Нет! Я письмо тебе однажды написала.
Ты не забыл. Ты сохранил его.
О соколе тебе я рассказала.
О гордости. И о бессмертии его.
Я думала – поймёшь метафору признанья,
Но ты не понял, право, ничего.
И даже боль от своего изгнанья
Не озарила мозга твоего.
А Достоевский? … Мой любимый!
И этого ты тоже не забыл.
Я с ним вошла в твой мир незримо,
Где ты живёшь почти без крыл.
Всё некогда от лжи продажной
Освободить тебе язык и слух.
Разрушился твой дом многоэтажный…
Бог усмиряет так твой непокорный дух.
Ещё не раз возьмусь я за перо,
Ещё не раз к тебе я обращусь.
Сегодня солнце высоко взошло,
И льётся свет на северную Русь.
Ещё остаток дней нам дан для покаянья,
Дарует Бог не даром эти дни:
Они даны для честного признанья —
Ведь перед Богом мы стоим одни.
Не важно, копятся ль стихи в моей тетради,
Душа, страдая, порождает их.
А важно то, чего живём мы ради,
О чём вздыхает, тайно плача, стих.
Он лебедем свободным приплывает,
Заглядывая в души беспристрастно,
И в клочья своим пеньем сердце разрывает…
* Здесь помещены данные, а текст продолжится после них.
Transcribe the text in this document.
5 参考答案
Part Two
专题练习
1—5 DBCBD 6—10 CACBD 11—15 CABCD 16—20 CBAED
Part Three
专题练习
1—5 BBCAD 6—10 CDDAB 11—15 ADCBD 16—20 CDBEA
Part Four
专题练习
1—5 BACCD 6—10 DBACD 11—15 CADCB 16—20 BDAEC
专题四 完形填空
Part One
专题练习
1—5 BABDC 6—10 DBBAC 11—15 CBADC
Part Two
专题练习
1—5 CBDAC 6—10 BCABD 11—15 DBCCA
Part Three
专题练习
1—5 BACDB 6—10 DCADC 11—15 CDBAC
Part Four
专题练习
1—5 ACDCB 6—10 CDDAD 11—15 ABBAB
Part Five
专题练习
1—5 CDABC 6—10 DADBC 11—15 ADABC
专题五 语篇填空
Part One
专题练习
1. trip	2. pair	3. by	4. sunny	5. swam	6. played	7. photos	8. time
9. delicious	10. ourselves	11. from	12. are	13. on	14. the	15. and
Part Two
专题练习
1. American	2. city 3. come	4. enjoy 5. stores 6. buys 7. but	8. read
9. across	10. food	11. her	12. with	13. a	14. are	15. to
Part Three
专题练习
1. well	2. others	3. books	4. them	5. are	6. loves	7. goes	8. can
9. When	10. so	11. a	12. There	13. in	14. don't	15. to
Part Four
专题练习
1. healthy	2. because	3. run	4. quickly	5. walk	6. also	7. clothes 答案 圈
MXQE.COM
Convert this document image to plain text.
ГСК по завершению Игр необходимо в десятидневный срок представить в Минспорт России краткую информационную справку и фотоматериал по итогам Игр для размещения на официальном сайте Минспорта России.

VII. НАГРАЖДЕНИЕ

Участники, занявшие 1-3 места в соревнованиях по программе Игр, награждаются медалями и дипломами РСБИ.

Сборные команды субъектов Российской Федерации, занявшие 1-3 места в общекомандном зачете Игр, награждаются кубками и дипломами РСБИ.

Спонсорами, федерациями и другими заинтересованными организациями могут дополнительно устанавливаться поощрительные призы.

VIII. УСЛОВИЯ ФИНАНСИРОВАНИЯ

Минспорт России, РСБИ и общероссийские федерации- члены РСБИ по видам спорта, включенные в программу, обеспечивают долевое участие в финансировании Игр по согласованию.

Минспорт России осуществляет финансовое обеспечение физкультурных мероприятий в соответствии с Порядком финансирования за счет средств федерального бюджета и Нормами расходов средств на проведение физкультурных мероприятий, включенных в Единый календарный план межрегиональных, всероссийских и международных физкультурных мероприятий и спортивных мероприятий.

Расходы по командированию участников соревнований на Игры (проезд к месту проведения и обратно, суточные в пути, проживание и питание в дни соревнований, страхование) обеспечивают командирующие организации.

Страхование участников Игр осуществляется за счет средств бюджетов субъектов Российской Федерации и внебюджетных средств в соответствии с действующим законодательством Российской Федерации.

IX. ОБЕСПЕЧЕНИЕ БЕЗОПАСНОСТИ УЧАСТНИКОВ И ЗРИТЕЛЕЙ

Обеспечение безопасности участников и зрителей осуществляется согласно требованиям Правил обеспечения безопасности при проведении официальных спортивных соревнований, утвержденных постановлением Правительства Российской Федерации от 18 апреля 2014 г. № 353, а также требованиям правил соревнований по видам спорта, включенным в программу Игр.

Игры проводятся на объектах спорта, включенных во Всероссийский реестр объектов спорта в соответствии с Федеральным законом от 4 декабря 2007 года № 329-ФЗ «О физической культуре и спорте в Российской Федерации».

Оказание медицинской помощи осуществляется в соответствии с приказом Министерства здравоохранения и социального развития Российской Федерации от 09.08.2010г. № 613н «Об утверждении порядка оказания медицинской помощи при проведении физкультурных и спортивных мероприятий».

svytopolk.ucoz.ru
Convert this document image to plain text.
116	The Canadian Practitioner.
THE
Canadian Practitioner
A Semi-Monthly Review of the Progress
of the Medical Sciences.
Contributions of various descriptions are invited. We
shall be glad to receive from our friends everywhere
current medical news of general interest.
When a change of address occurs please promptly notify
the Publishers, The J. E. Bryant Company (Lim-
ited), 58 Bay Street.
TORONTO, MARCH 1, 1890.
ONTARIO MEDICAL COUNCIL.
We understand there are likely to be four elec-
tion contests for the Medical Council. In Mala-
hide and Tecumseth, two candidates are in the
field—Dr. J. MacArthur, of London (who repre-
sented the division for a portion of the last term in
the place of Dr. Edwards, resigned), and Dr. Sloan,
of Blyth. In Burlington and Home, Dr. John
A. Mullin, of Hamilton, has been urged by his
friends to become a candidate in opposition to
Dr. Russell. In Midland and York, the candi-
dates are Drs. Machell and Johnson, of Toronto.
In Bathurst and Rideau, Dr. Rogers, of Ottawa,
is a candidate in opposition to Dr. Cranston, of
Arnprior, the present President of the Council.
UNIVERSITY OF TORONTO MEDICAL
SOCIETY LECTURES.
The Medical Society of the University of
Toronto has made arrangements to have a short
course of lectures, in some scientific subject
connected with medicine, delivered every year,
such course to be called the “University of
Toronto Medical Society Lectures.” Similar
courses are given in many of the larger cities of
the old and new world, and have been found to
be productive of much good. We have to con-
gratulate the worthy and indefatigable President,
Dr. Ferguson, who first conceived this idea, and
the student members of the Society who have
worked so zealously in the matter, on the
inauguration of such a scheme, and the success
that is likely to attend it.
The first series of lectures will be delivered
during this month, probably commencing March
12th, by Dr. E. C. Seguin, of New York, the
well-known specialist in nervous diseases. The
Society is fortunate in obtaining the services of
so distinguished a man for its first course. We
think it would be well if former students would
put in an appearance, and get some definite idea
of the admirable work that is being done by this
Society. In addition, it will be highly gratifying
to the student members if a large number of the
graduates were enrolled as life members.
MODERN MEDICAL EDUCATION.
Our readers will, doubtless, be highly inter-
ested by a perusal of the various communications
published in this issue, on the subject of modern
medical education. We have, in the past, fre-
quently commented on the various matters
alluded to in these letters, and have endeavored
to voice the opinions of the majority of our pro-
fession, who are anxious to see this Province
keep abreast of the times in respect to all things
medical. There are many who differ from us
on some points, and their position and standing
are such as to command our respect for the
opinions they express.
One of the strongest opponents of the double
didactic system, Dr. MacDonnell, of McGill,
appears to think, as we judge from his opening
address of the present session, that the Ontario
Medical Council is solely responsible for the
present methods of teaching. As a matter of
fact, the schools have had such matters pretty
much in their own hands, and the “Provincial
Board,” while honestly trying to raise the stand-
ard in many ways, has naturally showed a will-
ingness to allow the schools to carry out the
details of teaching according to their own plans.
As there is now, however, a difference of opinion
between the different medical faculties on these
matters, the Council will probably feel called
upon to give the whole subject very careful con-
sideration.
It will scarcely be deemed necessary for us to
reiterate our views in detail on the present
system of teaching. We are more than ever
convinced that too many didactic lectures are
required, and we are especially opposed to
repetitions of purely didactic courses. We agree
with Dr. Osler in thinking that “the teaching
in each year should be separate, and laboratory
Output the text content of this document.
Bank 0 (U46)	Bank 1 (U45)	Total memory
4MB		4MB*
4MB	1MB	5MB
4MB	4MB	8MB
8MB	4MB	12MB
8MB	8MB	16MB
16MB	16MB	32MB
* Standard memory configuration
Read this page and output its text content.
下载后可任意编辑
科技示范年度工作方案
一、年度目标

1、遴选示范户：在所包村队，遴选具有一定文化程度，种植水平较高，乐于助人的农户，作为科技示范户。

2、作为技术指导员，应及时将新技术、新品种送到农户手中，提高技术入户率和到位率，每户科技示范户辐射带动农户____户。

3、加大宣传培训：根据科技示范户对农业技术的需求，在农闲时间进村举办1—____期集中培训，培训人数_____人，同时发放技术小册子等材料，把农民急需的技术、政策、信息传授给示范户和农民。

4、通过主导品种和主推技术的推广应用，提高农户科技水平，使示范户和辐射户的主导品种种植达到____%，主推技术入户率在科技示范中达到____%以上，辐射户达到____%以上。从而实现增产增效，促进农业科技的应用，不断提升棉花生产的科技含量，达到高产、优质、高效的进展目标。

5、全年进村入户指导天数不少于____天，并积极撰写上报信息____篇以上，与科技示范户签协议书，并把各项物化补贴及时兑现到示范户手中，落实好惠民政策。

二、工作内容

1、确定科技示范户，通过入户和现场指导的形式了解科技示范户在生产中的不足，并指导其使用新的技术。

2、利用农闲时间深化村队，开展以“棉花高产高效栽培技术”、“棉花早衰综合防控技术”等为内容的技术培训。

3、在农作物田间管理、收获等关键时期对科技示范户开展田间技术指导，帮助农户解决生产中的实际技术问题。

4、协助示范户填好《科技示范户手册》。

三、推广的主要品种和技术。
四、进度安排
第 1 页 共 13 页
И жизнь тогда, мне кажется, прошла напрасно.
И вот ещё… Шум сосен надо мною.
Такой ты знал когда-то над собой.
Они шумят, поют и летом, и зимою.
Они так связаны с твоей, с моей судьбой.
Как воины, стоят они всегда над нами:
Живой упрёк всему, что не сбылось.
По ним ты больше плачешь временами,
Чем по тому, что мимо пронеслось.
Но есть одна тропинка… Узенькая тропка…
Молитва твоей матери несчастной.
Она стучится в двери Бога робко,
Прося о милости к тебе всечасной.
Её слова тихи и так понятны Богу,
А ты их в состоянии ещё понять?
Как ни крути, а скоро нам в дорогу…
И мне, как брата, хочется тебя обнять.
А что тебе? Достаток важен?
Награды, звания… и прочая химера?
Накатан путь. И механизм отлажен.
Да есть ли аппетитам этим мера?
Не дай-то Бог, чтобы потомок, вспоминая,
Плевался над твоей могильною плитой,
Все подлости, все мерзости твои перечисляя…
Ведь их не спрячешь и под бронзою литой.
Не отрицай – живут в тебе воспоминанья,
Прогулки долгие вдоль невских берегов
И даже редкие твои признанья,
Не сбывшаяся музыка стихов…
…Здесь каблучком мне хочется притопнуть.
Как хорошо! Я не жалею ни о чём.
Но всё ж моё терпенье может лопнуть…
А приговор? Бог вынесет его потом.
За караваном караван
Летят на север птичьи стаи.
Судьба – один большой роман,
Где мы с тобою проиграли.
Немыслимо – так далеки
И так с тобою неразлучны.
Театр. Жизнь. Костюмы. Парики.
Немая сцена. Все беззвучны.
Взгляд лукавый… Седина в висках…
Кем, скажи мне, прослывёшь в веках?
Если не сложился путь земной,
Душу прячь, укутывай туманной пеленой.
Хоть друзей так много именитых у тебя,
Ты живёшь, под чёрной тучей сердце погребя,
И тоскуешь, пряча думы от людей,
Сам себе судья и жалкий лиходей.
Есть мука мужская… И в полную меру
Её ты несёшь по дороге своей.
Заплечная кара. Утративший веру,
Уснёшь ты навеки средь снежных полей.
Всё думаю, где тот глухой переулок,
Где ты погрузился в вечную муку?
Нет света в окошке. Слепой закоулок.
Никто не протянет там помощи руку.
Нет! На прощанье не целуй меня!
Прощанье. Горькое прощанье…
И, свой платочек мокрый теребя,
Я повторяю вновь, как заклинанье:
Судьба с подарком к нам пришла,
Но мы не поняли её стараний.
Она обиделась и, хлопнув дверью, отошла,
На память бросив нам букет страданий…
Не говори… Не говори…
Со мной не надо слов. Молчи.
Не надо хитростей змеиных.
Не надо оправданий никаких.
Снег выпал – видишь ли? – по всей России.
А ты к зиме и снегу не привык.
Не прикипел душою к нам.
А Бог сказал: «За всё воздам…».
У гордости твоей цена лихая —
Приниженно просить кусочек каравая,
Склоняясь до полу седою головой
И ненавидя хлеб холопский свой.
Иначе жизнь свою на свете не продлить.
А, может, шёлковый шнурочек сразу свить?